Trotz punktueller Entlastungen bleibt DE mit 47,9 % Steuer-/Abgabenkeil weit oben. Die kalte Progression wird nur per Gesetz korrigiert und staut sich dazwischen auf. Warum keine feste Indexierung?
Sehr geehrte Frau Heiligenstadt,
Deutschland hatte 2024 den zweithöchsten Steuer-/Abgabenkeil in der OECD: 47,9% (OECD-Durchschnitt 34,9%). Der Ausgleich der kalten Progression erfolgt nicht automatisch, sondern per Gesetz. Für 2025 wurden die Tarifeckwerte um 2,6%, für 2026 um 2,0% verschoben. Zwischen den Anpassungen akkumuliert kalte Progression. Ich sorge mich, dass hohe Abgaben und ein als schlechter werdend empfundenes "Preis-Leistungs-Verhältnis" die Abwanderung junger Leistungsträger verstärken. Das Ludwig-Erhard-Forum-Gutachten warnt vor "physischer" bzw. "innerer" Emigration. Berichte in der NZZ und WELT greifen dies auf. 2024 war der Wanderungssaldo deutscher Staatsangehöriger negativ (~−87 Tsd.)

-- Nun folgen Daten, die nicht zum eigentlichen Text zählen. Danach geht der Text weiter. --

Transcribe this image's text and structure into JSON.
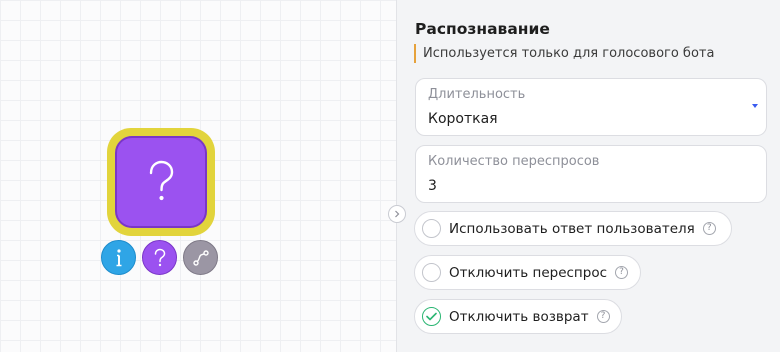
{
  "canvas": {
    "node": {
      "symbol": "?",
      "icon": "question-icon",
      "border_color": "#e2d43c",
      "fill_color": "#9b52f0"
    },
    "actions": [
      {
        "icon": "info-icon",
        "glyph": "i",
        "color": "#2fa5e6"
      },
      {
        "icon": "question-icon",
        "glyph": "?",
        "color": "#9b52f0"
      },
      {
        "icon": "route-icon",
        "color": "#9b96a4"
      }
    ]
  },
  "panel": {
    "title": "Распознавание",
    "note": "Используется только для голосового бота",
    "duration": {
      "label": "Длительность",
      "value": "Короткая"
    },
    "reprompts": {
      "label": "Количество переспросов",
      "value": "3"
    },
    "options": [
      {
        "label": "Использовать ответ пользователя",
        "checked": false,
        "hint": "?"
      },
      {
        "label": "Отключить переспрос",
        "checked": false,
        "hint": "?"
      },
      {
        "label": "Отключить возврат",
        "checked": true,
        "hint": "?"
      }
    ],
    "accent_color": "#e6a23c",
    "check_color": "#2bb673"
  }
}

https://www.ludwig-erhard-forum.de/wp-content/uploads/2025/02/2025_Kolev_Gutachten_Wohlstand-fuer-Junge.pdf
https://www.welt.de/wirtschaft/plus255400646/Auswandern-Karriere-lieber-im-Ausland-Der-Frust-der-jungen-Leistungstraeger.html
OECD (2025), Taxing Wages 2025
MfG
Hannes S

Sehr geehrter Herr S.,
vielen Dank für Ihre Anfrage zur deutschen Steuerpolitik.

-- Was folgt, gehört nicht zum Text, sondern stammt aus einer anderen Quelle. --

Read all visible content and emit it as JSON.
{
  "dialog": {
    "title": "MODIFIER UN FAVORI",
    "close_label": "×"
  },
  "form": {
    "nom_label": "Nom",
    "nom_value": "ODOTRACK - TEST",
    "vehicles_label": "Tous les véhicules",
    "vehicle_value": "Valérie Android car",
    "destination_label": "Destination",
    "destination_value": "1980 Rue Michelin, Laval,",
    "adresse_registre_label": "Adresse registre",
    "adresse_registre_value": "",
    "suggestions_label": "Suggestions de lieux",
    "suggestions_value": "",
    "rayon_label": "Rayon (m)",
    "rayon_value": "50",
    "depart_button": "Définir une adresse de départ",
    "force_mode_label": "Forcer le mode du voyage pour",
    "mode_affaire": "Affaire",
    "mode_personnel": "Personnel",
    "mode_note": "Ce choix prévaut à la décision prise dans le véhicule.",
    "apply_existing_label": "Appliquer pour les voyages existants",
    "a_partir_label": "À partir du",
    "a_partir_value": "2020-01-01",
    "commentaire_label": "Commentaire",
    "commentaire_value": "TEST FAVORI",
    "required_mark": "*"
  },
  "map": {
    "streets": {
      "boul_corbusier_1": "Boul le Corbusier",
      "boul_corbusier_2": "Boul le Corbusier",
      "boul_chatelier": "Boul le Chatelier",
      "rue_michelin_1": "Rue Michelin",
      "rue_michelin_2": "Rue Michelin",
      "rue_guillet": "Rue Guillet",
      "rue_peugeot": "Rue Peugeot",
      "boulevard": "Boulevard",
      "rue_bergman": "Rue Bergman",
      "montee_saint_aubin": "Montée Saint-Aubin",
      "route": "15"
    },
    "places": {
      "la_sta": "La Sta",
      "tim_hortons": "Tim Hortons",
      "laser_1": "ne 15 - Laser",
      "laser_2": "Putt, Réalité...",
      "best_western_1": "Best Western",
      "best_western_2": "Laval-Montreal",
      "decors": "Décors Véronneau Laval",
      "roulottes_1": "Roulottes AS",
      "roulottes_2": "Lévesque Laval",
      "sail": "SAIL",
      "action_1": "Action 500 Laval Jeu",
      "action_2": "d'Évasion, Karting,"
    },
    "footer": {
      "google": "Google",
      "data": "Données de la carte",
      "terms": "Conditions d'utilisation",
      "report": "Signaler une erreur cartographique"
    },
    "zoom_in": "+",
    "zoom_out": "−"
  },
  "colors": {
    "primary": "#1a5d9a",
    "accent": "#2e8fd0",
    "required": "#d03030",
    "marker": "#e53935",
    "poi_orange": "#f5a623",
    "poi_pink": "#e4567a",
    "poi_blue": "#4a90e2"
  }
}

Die hohe Belastung von Arbeitseinkommen in Deutschland ist seit Langem ein Thema, dem wir uns als Sozialdemokratinnen und Sozialdemokraten widmen. Deshalb haben wir als SPD uns auch mit der Union auf verschiedene Entlastungen und steuersenkende Maßnahmen geeinigt. Denn eine Korrektur der kalten Progression haben wir zwar in den letzten Jahren auch in der Ampel-Regierung vorgenommen, allerdings sollte dabei nicht der Eindruck entstehen, dass Steuerpolitik sich rein auf technische Anpassungen beschränkt.

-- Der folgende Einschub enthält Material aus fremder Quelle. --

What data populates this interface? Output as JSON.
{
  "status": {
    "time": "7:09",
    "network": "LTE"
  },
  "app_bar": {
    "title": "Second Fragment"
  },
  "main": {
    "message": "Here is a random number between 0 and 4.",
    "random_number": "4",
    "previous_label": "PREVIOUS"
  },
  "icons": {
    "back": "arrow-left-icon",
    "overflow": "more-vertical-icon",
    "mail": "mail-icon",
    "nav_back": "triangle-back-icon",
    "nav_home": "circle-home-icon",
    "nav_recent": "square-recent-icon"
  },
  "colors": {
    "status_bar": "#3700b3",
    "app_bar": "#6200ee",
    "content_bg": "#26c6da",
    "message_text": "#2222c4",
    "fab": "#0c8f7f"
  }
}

Wir müssen auch das strukturelle Ungleichgewicht zwischen der Besteuerung von Arbeitseinkommen und Vermögen thematisieren. Während die mittleren und kleineren Einkommen einen Teil ihrer Einkünfte durch die Einkommens- oder Lohnsteuer abführen, bleiben große Vermögen – wie z. B. hohe Erbschaften – unter bestimmten Voraussetzungen steuerlich unberührt. Diese unzureichende Besteuerung von Vermögen und Erbschaften führt zu einer massiven Konzentration von Vermögensaufwuchs in den Händen weniger. Dies verstärkt die soziale Ungleichheit.
Im Koalitionsvertrag haben wir miteinander vereinbart, die Einkommenssteuern für kleinere und mittlere Einkommen zur Hälfte der Legislaturperiode senken zu wollen. Der weitere Umfang und konkretere Veränderungen sind zum jetzigen Zeitpunkt leider noch nicht festgelegt.
Für weitere Fragen oder Rückmeldungen stehe ich gerne zur Verfügung.